Dorian Jones – Voice of America
Turkish President Recep Tayyip Erdogan issued a rare warning to Moscow to rein in the Syrian government's Idlib offensive. The capture of a critical town Wednesday by regime forces is stoking fears in Ankara of a new exodus of refugees into Turkey.
Erdogan, returning from a three-day tour of Africa, accused Moscow of reneging on agreements on Syria and issued an ultimatum.
"We have waited until now, but from this point, we are going to take our own action. This is not a threat, but our expectation is that Russia will give the regime the necessary warning," said Erdogan.
The warning came as Syrian government forces captured the rebel-held town of Marat al-Numan. The government offensive, backed by Russian air power, is advancing deeper into Idlib province, the last bastion of rebel forces and home to 3 million people.
Erdogan claims the offensive violates last year's agreement, hammered out with Moscow to protect the province. But Moscow insists the attack is targeting only terrorists, which the deal allows.
"Russia tells us they fight against terrorism. Who are terrorists? The people fighting to defend their own lands?" Erdogan said Wednesday, dismissing Moscow claims.
Underlining Ankara's stance, a large convoy of Turkish forces entered Idlib on Tuesday to reinforce its military presence. Under an agreement with Moscow, Turkey has 12 observation posts to monitor a de-escalation zone aimed at preventing hostilities between the rebels and Syrian forces.
"Without the Russian air force, Turkey could easily take out the Assad forces," said analyst Atilla Yesilada of Global Source Partners. "They don't have the stamina or forces to resist a well-armed and trained army backed by the Syrian militia."
Experts warn Turkish forces in Syria are vulnerable, however, given the lack of air support, with Russian anti-aircraft missiles controlling Syrian airspace.
Ankara also has memories of the economic pain Moscow inflicted on Turkey through sanctions, following the 2015 downing of a Russian bomber by a Turkish fighter jet.
"Turkey is stuck; this is the problem. Russia is the key for Turkey to resolving Syria because Ankara can't risk a military confrontation," said international relations professor Huseyin Bagci of Ankara's Middle East Technical University.
"But I think Putin and Erdogan's interpretations of interests are differing more than before, and it's not a good development [for Ankara]."
While Ankara and Moscow back rival sides in the Syrian civil war, they have been working together to resolve the conflict — a cooperation that is providing the basis of a deeper rapprochement between the countries.
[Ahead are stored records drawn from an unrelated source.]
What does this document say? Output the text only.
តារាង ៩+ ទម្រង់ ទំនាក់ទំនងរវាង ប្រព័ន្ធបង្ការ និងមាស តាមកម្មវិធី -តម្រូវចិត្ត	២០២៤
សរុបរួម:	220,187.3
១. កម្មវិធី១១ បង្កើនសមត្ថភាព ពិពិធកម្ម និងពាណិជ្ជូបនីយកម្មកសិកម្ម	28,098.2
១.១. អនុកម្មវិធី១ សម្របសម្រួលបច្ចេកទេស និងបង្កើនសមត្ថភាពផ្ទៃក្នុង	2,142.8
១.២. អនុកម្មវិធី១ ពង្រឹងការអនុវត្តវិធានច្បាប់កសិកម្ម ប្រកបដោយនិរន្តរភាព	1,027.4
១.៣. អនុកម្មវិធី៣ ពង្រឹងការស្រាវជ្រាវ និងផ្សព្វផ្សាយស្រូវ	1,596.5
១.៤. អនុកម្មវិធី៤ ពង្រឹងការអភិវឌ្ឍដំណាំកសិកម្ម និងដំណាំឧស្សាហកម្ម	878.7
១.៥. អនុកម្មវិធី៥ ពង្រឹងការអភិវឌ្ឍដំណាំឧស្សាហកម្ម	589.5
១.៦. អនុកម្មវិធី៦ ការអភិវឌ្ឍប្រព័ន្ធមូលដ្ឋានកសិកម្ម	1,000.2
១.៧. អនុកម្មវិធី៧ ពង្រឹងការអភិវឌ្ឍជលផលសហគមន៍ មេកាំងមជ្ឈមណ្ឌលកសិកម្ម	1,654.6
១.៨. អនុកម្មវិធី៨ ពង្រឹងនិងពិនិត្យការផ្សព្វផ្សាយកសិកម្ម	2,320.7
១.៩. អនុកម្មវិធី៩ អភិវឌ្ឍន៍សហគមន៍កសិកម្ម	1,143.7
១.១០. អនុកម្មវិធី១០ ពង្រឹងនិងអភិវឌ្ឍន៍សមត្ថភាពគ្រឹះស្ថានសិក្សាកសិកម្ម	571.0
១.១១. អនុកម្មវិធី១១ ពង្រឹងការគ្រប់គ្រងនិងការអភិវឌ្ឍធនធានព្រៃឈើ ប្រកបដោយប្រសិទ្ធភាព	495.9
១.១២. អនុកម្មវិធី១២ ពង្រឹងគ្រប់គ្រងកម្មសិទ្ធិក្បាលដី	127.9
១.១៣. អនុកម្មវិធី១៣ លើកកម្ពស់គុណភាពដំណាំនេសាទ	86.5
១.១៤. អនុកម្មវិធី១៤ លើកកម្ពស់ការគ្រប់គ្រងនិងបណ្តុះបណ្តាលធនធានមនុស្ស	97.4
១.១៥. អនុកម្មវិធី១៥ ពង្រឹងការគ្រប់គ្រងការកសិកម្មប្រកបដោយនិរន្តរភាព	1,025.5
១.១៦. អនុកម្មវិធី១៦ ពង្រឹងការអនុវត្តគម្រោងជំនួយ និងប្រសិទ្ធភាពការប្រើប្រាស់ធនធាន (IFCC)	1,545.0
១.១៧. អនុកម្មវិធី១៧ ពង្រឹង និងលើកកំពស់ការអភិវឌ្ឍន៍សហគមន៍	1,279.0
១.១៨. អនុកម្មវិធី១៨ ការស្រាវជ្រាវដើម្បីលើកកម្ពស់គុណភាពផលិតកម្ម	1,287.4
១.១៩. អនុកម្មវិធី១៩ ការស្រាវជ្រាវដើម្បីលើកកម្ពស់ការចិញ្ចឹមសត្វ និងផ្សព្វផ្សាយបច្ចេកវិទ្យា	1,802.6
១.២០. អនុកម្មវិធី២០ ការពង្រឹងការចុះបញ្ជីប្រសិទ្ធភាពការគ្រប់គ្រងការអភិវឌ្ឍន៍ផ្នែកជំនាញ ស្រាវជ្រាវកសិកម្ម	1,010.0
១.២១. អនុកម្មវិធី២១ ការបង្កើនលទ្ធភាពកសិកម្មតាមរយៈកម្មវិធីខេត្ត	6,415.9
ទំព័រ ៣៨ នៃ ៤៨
Analysts suggest that, given the alarm in NATO of Turkey's deepening ties with Russia, Moscow has a powerful incentive for containing bilateral tensions.
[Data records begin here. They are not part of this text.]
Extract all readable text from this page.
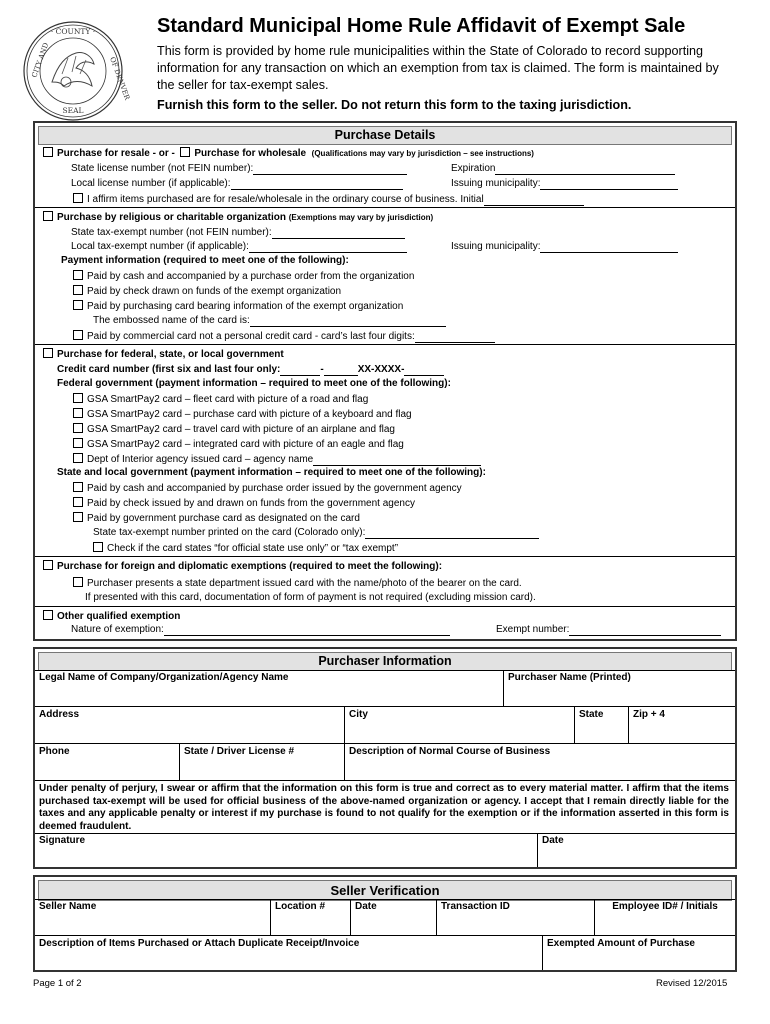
· COUNTY ·
CITY AND	OF DENVER
SEAL
Standard Municipal Home Rule Affidavit of Exempt Sale
This form is provided by home rule municipalities within the State of Colorado to record supporting
information for any transaction on which an exemption from tax is claimed. The form is maintained by
the seller for tax-exempt sales.
Furnish this form to the seller. Do not return this form to the taxing jurisdiction.
Purchase Details
Purchase for resale - or -  Purchase for wholesale (Qualifications may vary by jurisdiction – see instructions)
State license number (not FEIN number):	Expiration
Local license number (if applicable):	Issuing municipality:
I affirm items purchased are for resale/wholesale in the ordinary course of business. Initial
Purchase by religious or charitable organization (Exemptions may vary by jurisdiction)
State tax-exempt number (not FEIN number):
Local tax-exempt number (if applicable):	Issuing municipality:
Payment information (required to meet one of the following):
Paid by cash and accompanied by a purchase order from the organization
Paid by check drawn on funds of the exempt organization
Paid by purchasing card bearing information of the exempt organization
The embossed name of the card is:
Paid by commercial card not a personal credit card - card’s last four digits:
Purchase for federal, state, or local government
Credit card number (first six and last four only:	-	XX-XXXX-
Federal government (payment information – required to meet one of the following):
GSA SmartPay2 card – fleet card with picture of a road and flag
GSA SmartPay2 card – purchase card with picture of a keyboard and flag
GSA SmartPay2 card – travel card with picture of an airplane and flag
GSA SmartPay2 card – integrated card with picture of an eagle and flag
Dept of Interior agency issued card – agency name
State and local government (payment information – required to meet one of the following):
Paid by cash and accompanied by purchase order issued by the government agency
Paid by check issued by and drawn on funds from the government agency
Paid by government purchase card as designated on the card
State tax-exempt number printed on the card (Colorado only):
Check if the card states “for official state use only” or “tax exempt”
Purchase for foreign and diplomatic exemptions (required to meet the following):
Purchaser presents a state department issued card with the name/photo of the bearer on the card.
If presented with this card, documentation of form of payment is not required (excluding mission card).
Other qualified exemption
Nature of exemption:	Exempt number:
Purchaser Information
Legal Name of Company/Organization/Agency Name	Purchaser Name (Printed)
Address	City	State	Zip + 4
Phone	State / Driver License #	Description of Normal Course of Business
Under penalty of perjury, I swear or affirm that the information on this form is true and correct as to every material matter. I affirm that the items purchased tax-exempt will be used for official business of the above-named organization or agency. I accept that I remain directly liable for the taxes and any applicable penalty or interest if my purchase is found to not qualify for the exemption or if the information asserted in this form is deemed fraudulent.
Signature	Date
Seller Verification
Seller Name	Location #	Date	Transaction ID	Employee ID# / Initials
Description of Items Purchased or Attach Duplicate Receipt/Invoice	Exempted Amount of Purchase
Page 1 of 2	Revised 12/2015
"The different approaches towards the regime of [Syrian President Bashar al-] Assad of Moscow and Ankara is a real challenge," said Zaur Gasimov, a Russian expert at the University of Bonn. "But due to certain dynamics in the region of the Middle East, the importance of intensive cooperation between Russia and Turkey is still much more important than any sort of confrontation for Moscow."
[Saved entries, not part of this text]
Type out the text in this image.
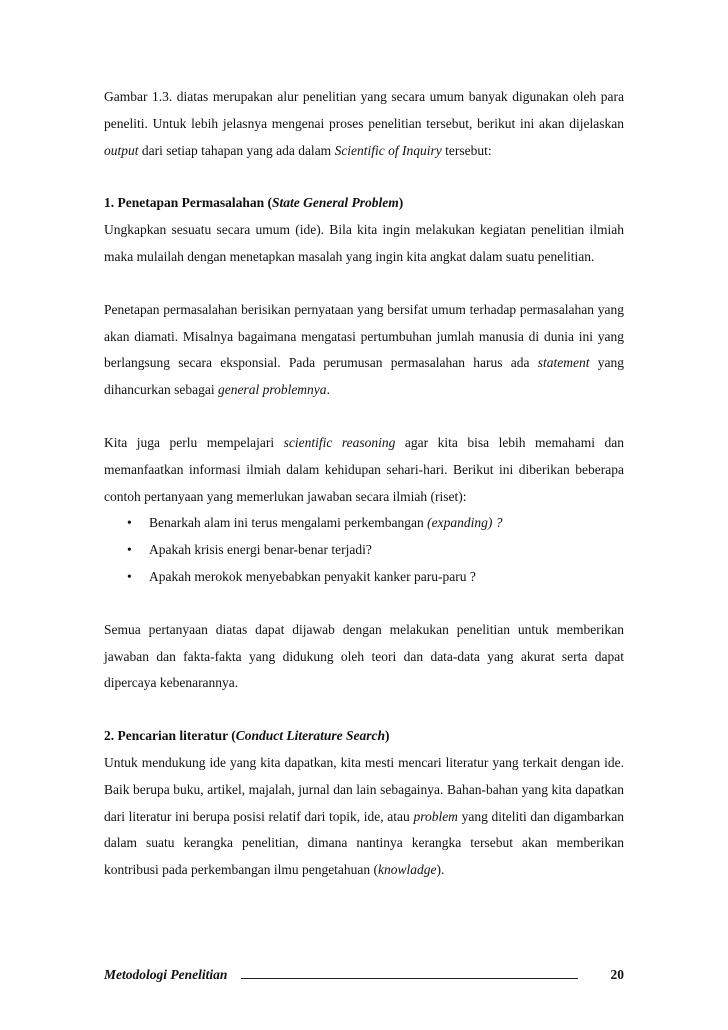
Gambar 1.3. diatas merupakan alur penelitian yang secara umum banyak digunakan oleh para peneliti. Untuk lebih jelasnya mengenai proses penelitian tersebut, berikut ini akan dijelaskan output dari setiap tahapan yang ada dalam Scientific of Inquiry tersebut:

1. Penetapan Permasalahan (State General Problem)

Ungkapkan sesuatu secara umum (ide). Bila kita ingin melakukan kegiatan penelitian ilmiah maka mulailah dengan menetapkan masalah yang ingin kita angkat dalam suatu penelitian.

Penetapan permasalahan berisikan pernyataan yang bersifat umum terhadap permasalahan yang akan diamati. Misalnya bagaimana mengatasi pertumbuhan jumlah manusia di dunia ini yang berlangsung secara eksponsial. Pada perumusan permasalahan harus ada statement yang dihancurkan sebagai general problemnya.

Kita juga perlu mempelajari scientific reasoning agar kita bisa lebih memahami dan memanfaatkan informasi ilmiah dalam kehidupan sehari-hari. Berikut ini diberikan beberapa contoh pertanyaan yang memerlukan jawaban secara ilmiah (riset):

• Benarkah alam ini terus mengalami perkembangan (expanding) ?
• Apakah krisis energi benar-benar terjadi?
• Apakah merokok menyebabkan penyakit kanker paru-paru ?

Semua pertanyaan diatas dapat dijawab dengan melakukan penelitian untuk memberikan jawaban dan fakta-fakta yang didukung oleh teori dan data-data yang akurat serta dapat dipercaya kebenarannya.

2. Pencarian literatur (Conduct Literature Search)

Untuk mendukung ide yang kita dapatkan, kita mesti mencari literatur yang terkait dengan ide. Baik berupa buku, artikel, majalah, jurnal dan lain sebagainya. Bahan-bahan yang kita dapatkan dari literatur ini berupa posisi relatif dari topik, ide, atau problem yang diteliti dan digambarkan dalam suatu kerangka penelitian, dimana nantinya kerangka tersebut akan memberikan kontribusi pada perkembangan ilmu pengetahuan (knowladge).

Metodologi Penelitian	20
Moscow appears to be trying to play down tensions over Idlib.
"Russia is committed to the strict implementation of its obligations undertaken in Syria," said a Russian foreign ministry statement Wednesday in reaction to Erdogan's criticisms.
However, the fate of the rebel-held city of Idlib is seen as a red line for Ankara.
"My impression is that he [Assad] wants to lay siege to Idlib city, and that's where the real headache starts for Ankara," said Yesilada. "Because there are already a half-million refugees huddled on our border, and if Idlib comes under attack, another half-million goes to border."
Turkey has been hosting more than 3.5 million Syrians, with its "open-door policy" to those seeking refuge from the civil war. But Erdogan is warning his country cannot take any more refugees.
Ankara claims the cost of hosting Syrians is more than $40 billion. Mounting public discontent is cited as the driver behind the defeats suffered by Erdogan's AKP in last year's local elections. The prospect of a new exodus from Idlib could be politically fatal for the Turkish president.
"All the polls show a deep distaste for Syrians, given the economic difficulties in Turkey," said Yesilada. "They drive the wages down; there are social problems. If you take another half-a-million refugees in or try to feed them across the border in Syria, it's going to be a major blow to Erdogan's popularity, which is already sinking, because his open-door policy has completely backfired."
At this month's opening ceremony in Istanbul of a new Russian natural gas pipeline, Erdogan described Russian relations as "strategic." But the deepening crisis in Idlib is likely to add to increasing questions over the price of that relationship.
"Turkey needs Russia desperately in Syria. Without Russian cooperation, Idlib cannot be solved. But this relationship is not one of equals. There is a significant imbalance, the more this goes on, the more the question can be asked what is Turkey getting out of this," said Turkish analyst Mehmet Ogutcu of the London Energy Club.